Corona virüsü salgınını "AB’nin istikrarını ve dinamik hale gelmesini engelleyen bir yıkım" olarak tanımlayan Avrupa Dış İlişkiler Konseyi’nin anketi, AB'nin uluslararası alandaki ilişkilerine yönelik beklenti ve yorumlar açısından da kayda değer sonuçlar içeriyor.
Türkiye’yle ilgili farklı görüşler mevcut
Ankete katılan Almanlar'ın çoğunluğu Türkiye, Çin ve ABD’yi "rakip ya da düşman" olarak tanımlıyor. Katılanların yüzde 25'i Türkiye'yi "ortak" olarak görüyor ve sadece yüzde 4'ü "ortak değerlere ve çıkarlara sahip bir müttefik" olarak tanımlıyor.

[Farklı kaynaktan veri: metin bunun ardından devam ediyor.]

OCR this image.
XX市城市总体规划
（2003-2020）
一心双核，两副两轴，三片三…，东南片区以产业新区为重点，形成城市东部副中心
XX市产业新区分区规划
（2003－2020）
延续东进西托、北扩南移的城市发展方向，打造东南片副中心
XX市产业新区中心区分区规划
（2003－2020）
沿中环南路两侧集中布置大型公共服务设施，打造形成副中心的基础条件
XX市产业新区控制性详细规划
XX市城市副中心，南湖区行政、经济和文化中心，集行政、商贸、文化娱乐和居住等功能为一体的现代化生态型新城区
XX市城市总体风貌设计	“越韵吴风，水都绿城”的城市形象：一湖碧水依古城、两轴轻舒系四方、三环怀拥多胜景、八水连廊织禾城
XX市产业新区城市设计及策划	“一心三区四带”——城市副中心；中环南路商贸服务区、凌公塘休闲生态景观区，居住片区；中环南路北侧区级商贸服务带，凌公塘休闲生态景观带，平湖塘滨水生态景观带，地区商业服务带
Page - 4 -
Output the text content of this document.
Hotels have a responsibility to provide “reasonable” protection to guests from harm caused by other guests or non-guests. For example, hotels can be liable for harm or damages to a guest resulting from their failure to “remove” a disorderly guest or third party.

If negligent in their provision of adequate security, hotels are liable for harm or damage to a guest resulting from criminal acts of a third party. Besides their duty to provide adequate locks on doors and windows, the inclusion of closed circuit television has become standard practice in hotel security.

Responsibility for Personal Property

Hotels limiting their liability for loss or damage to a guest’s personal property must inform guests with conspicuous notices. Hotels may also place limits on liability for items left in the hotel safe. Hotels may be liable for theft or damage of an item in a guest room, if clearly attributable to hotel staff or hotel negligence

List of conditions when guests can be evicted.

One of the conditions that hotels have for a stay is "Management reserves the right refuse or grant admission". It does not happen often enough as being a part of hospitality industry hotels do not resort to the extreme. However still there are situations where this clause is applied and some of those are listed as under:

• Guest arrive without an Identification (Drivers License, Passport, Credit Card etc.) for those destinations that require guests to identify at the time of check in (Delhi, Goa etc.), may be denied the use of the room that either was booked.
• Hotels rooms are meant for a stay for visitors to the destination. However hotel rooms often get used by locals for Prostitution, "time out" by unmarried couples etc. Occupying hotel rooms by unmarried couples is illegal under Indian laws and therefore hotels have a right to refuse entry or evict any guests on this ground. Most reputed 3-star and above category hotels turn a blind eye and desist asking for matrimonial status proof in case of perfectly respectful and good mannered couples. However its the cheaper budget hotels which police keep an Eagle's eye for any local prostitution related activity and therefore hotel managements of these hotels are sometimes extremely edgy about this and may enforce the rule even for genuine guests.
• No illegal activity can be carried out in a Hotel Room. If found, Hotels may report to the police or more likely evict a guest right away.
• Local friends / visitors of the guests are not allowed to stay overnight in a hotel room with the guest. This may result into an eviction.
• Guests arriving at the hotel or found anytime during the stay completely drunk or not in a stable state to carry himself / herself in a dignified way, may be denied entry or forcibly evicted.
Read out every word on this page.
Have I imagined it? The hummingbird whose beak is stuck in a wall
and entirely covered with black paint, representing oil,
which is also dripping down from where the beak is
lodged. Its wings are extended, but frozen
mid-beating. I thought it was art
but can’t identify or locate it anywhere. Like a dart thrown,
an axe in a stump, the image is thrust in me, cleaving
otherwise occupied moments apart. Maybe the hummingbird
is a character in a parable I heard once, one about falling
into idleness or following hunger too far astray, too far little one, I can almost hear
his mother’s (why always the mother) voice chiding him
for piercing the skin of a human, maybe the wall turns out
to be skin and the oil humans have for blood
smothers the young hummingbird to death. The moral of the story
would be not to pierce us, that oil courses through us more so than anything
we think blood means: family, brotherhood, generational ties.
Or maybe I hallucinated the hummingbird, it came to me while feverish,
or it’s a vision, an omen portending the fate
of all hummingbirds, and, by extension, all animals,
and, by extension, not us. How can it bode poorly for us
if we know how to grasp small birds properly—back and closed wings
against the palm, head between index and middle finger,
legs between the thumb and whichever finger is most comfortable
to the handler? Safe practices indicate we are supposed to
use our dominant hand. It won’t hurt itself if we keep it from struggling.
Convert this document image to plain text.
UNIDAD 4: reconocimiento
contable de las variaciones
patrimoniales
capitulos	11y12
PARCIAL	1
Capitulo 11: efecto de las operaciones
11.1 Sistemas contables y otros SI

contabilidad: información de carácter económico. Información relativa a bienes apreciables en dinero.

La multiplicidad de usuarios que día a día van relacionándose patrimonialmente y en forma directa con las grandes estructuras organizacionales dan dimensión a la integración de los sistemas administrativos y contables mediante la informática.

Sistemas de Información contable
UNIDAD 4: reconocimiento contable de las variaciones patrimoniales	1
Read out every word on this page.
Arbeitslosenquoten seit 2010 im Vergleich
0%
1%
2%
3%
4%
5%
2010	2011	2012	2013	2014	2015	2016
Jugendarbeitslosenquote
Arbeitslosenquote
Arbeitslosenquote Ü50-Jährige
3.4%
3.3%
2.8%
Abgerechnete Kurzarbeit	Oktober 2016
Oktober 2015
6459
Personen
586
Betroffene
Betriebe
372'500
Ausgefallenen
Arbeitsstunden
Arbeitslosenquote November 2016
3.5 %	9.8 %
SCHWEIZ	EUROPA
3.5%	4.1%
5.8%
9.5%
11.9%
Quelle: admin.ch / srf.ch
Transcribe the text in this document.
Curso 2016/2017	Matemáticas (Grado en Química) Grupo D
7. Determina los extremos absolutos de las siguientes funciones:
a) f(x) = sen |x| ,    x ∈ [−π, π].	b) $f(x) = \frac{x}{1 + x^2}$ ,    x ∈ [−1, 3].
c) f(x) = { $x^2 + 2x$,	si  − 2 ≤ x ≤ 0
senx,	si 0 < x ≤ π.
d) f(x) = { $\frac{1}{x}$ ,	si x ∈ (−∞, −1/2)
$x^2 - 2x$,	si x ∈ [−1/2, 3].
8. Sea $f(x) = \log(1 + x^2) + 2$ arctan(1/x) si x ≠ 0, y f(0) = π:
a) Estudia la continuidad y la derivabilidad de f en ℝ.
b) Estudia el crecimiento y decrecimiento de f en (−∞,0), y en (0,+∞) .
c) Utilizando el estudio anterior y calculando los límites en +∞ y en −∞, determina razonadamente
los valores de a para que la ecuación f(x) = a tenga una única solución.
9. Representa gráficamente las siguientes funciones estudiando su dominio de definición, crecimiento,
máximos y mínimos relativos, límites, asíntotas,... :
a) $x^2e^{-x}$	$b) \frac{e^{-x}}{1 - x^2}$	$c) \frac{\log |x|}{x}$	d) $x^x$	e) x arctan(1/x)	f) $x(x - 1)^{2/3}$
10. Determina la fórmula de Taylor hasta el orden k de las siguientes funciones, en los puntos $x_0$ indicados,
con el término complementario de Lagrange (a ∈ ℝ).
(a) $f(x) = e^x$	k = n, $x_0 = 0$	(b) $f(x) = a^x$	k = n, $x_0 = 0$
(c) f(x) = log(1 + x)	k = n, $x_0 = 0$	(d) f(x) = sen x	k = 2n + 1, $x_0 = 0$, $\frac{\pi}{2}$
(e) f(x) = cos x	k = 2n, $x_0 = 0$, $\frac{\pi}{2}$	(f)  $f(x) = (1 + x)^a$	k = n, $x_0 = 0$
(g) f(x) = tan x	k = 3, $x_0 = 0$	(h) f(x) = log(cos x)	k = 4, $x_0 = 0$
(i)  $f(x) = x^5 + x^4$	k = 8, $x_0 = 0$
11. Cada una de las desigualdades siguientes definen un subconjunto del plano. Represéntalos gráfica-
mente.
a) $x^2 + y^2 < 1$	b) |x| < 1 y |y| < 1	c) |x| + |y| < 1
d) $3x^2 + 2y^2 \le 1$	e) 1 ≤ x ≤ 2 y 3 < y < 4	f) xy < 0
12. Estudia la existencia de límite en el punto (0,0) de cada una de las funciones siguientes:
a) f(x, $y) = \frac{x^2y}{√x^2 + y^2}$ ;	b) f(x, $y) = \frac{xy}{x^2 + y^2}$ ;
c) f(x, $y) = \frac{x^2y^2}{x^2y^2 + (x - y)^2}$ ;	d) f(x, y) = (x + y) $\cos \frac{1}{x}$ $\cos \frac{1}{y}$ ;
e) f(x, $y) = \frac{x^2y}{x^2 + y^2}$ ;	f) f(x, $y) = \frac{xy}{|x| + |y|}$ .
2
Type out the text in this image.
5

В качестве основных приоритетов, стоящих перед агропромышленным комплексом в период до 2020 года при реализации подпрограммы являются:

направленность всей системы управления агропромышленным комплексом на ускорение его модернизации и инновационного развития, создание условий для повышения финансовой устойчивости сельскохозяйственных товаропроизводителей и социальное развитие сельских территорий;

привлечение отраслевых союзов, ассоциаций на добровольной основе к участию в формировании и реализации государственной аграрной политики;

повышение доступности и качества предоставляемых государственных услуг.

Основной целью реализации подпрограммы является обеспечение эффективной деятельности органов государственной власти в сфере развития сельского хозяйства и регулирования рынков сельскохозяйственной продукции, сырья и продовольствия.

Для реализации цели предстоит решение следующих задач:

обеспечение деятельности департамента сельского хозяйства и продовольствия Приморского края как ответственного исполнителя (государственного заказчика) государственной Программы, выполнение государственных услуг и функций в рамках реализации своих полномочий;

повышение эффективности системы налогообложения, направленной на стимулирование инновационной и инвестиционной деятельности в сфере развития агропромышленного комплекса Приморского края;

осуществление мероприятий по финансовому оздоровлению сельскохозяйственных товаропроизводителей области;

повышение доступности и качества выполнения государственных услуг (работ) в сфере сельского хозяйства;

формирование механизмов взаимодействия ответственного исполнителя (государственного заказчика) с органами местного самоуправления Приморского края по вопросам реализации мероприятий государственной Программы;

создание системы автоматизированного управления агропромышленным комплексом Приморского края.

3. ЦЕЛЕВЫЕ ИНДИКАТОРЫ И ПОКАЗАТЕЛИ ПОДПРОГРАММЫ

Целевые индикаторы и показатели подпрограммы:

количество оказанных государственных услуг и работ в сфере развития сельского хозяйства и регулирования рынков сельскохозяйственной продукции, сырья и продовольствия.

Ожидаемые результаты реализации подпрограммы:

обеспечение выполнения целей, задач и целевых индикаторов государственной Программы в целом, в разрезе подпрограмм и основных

Almanya'da ankete katılanların yüzde 52'si ise Türkiye'yi "rakip veya karşıt" olarak isimlendiriyor. ECFR’in yorumuna göre, NATO üyesi olan ve AB’yle müzakere sürecini yürüten Türkiye hakkında, Alman kamuoyundaki bu görüş "oldukça endişe verici bir tablo" ortaya koyuyor.
Almanlar'ın yüzde 30’u Çin’i "rakip veya karşıt" olarak tanımlarken, ABD’ye olan güven de yüzde 19’la çok alt seviyede. ECFR uzmanları eski Başkan Donald Trump döneminde Almanya ve ABD arasında yaşanan gerginliklerin, Alman toplumunda Amerika’ya karşı güvensizliğe neden olduğu ve bu durumun Joe Biden’in Başkanlığa seçilmesi sonrasında da sürdüğü görüşünde.
ECFR anketle ilgili analizinde, Almanya’nın AB’deki rolünü sağlamlaştırması ve aynı zamanda birliği yeniden güvenilir bir kurum haline getirmesi için daha aktif bir politika izlemesi gerektiğini, Berlin’in "kendi halinden memnunluğu bırakıp, birliği yönlendirici bir pozisyon almasını öneriyor.
"Almanlar sürekli olarak Avrupa için yapmak zorunda oldukları 'fedakarlıklardan' bahsetmek yerine, Almanya’nın ulusal çıkarlarını daha açık bir şekilde temsil eden bir tutuma geçmeliler" denilen analizde, Almanya ve Fransa arasındaki yakın ilişkilerin de AB’ye yarardan çok, zarar verdiği öne sürülüyor. Analizde, "AB’de Alman-Fransız motoru fikri yanlış ve diğer ülkelerde AB’yle ilgili kuşkuların artmasına neden teşkil ediyor" görüşüne yer veriliyor.